5

I have a quite strange situation.

I have this very simple package:

enter image description here

  • Task "get list" retrieves a data table from an assembly with one column and a list of URL to be ran into a object variable.
  • The "foreach" loop loops through the object variable and loads the URL into a url string variable
  • The "run", calls the url with this code (its 2005 so Im stuck with VB):

    Dim myURI As New Uri("http://" + Dts.Variables("URL").Value.ToString())
    Dim myWebClient As New System.Net.WebClient
    myWebClient.OpenReadAsync(myURI)
    

the URL being called is internal and just reads the parameters and performs a series of operation which take some time, that's why I used "OpenReadAsync"

My problem is: if I have 4 URLs to run, the package runs only 2 of them. The loop lops 4 times, the script is called 4 times (I can see if I debug it), the line myWebClient.OpenReadAsync(myURI) is executed 4 times with 4 different values, but only 2 calls to the URL are made.
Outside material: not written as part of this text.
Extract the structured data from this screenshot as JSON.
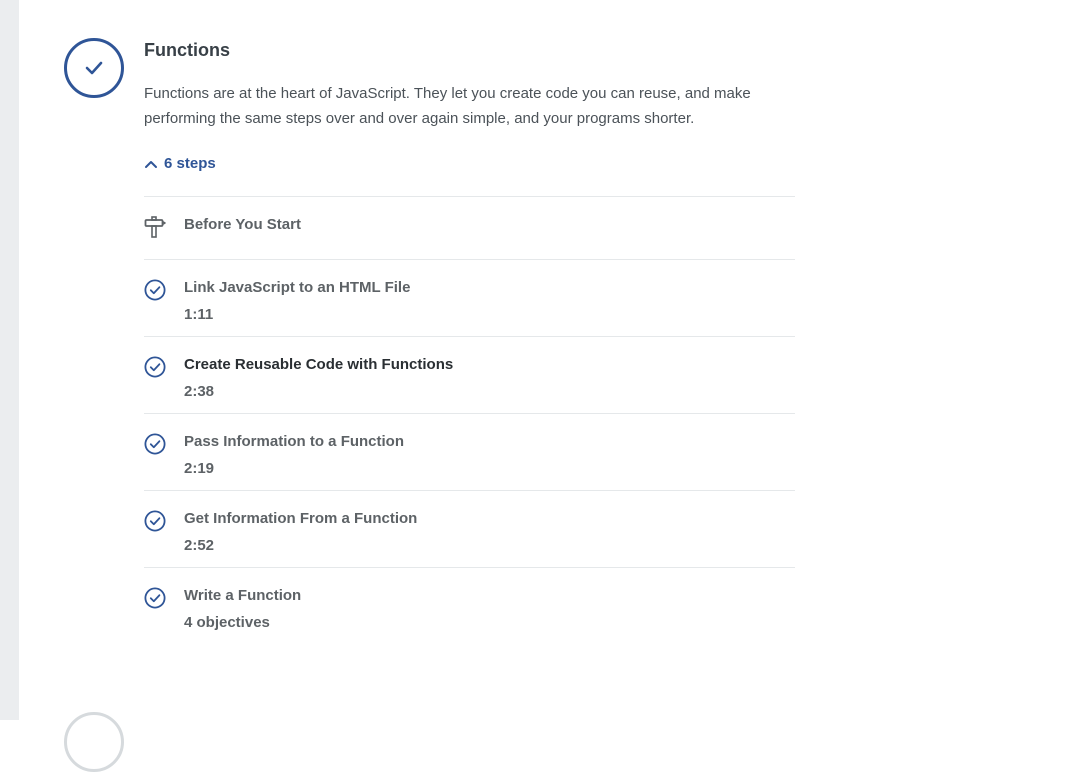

If I run the package again, the other 2 URLs are now called, which proofs that there isn't anything wrong with the URL and If I call the 4 urls manually on the browser (on 4 tabs for example) one right after another, them all produce the expected result, which proofs that there is nothing wrong with the code that parses the URL.

So I'm left with the VB code, its the first time Im using uri and WebClient so I wonder if Im doing something wrong. I also tried to add a 5 seconds sleep between the calls, but no luck.

Any help would be appreciated. Thanks

Panagiotis Kanavos
  • 120,703
  • 13
  • 188
  • 236
Diego
  • 34,802
  • 21
  • 91
  • 134
  • What if you switch over to using the synchronous OpenRead method? – billinkc May 23 '12 at 15:40
  • Hi billinkc! I get a timeout after the second run. Its strange because the 4 urls I have should run in a few seconds, in fact I can see (I have a log) that the second one ran 5 seconds after the first one. And if I run the package the second time, the 2 remaining urls are ran fine, so definitively its something with the fact of calling the code more than 2 times – Diego May 23 '12 at 15:53
  • Whenever I run into "weird" code issues in SSIS, I dump the code out to a .NET console app and see if I can reproduce the behaviour there. I assume you've already tried that but in case you haven't, that might be a place to turn seeing as there hasn't been much love for your bounty. Also, what's your full code look like? Any chance that all 4 URLs are being called but since they're async calls, you just don't observe the effects until later? What if you put a longer thread.sleep in there, something to match the expected process duration? Defeats purpose of async, I know but may shed some light – billinkc Jun 05 '12 at 02:55
  • hi bilinkc! That on the question is my full code! I'm positive the code is not being called because there is a DB interaction so I can see on the DB. Also I added a longer sleep and it didn't help. Can you give me more details on how you do the dump? I only know how to dump error using DTEXEC on command line. Don't think this is the case. You can add as an answer so I can mark it since you were the one how helped me the most so far. Thanks – Diego Jun 05 '12 at 09:13

2 Answers2

4

All browsers are expected to limit themselves to 2 requests per host, to avoid overloading the host. .NET follows this rule and allows only 2 concurrent connections to a host. You can change this limit either by modifying an application's config file or through code.

The Delay you added to the script didn't work because you didn't call Dispose on the WebClient instance. The WebClient class keeps its connection open until you dispose of it in order to read the response stream. Otherwise you will not be able to connect to the same host again until the garbage collector collects the client.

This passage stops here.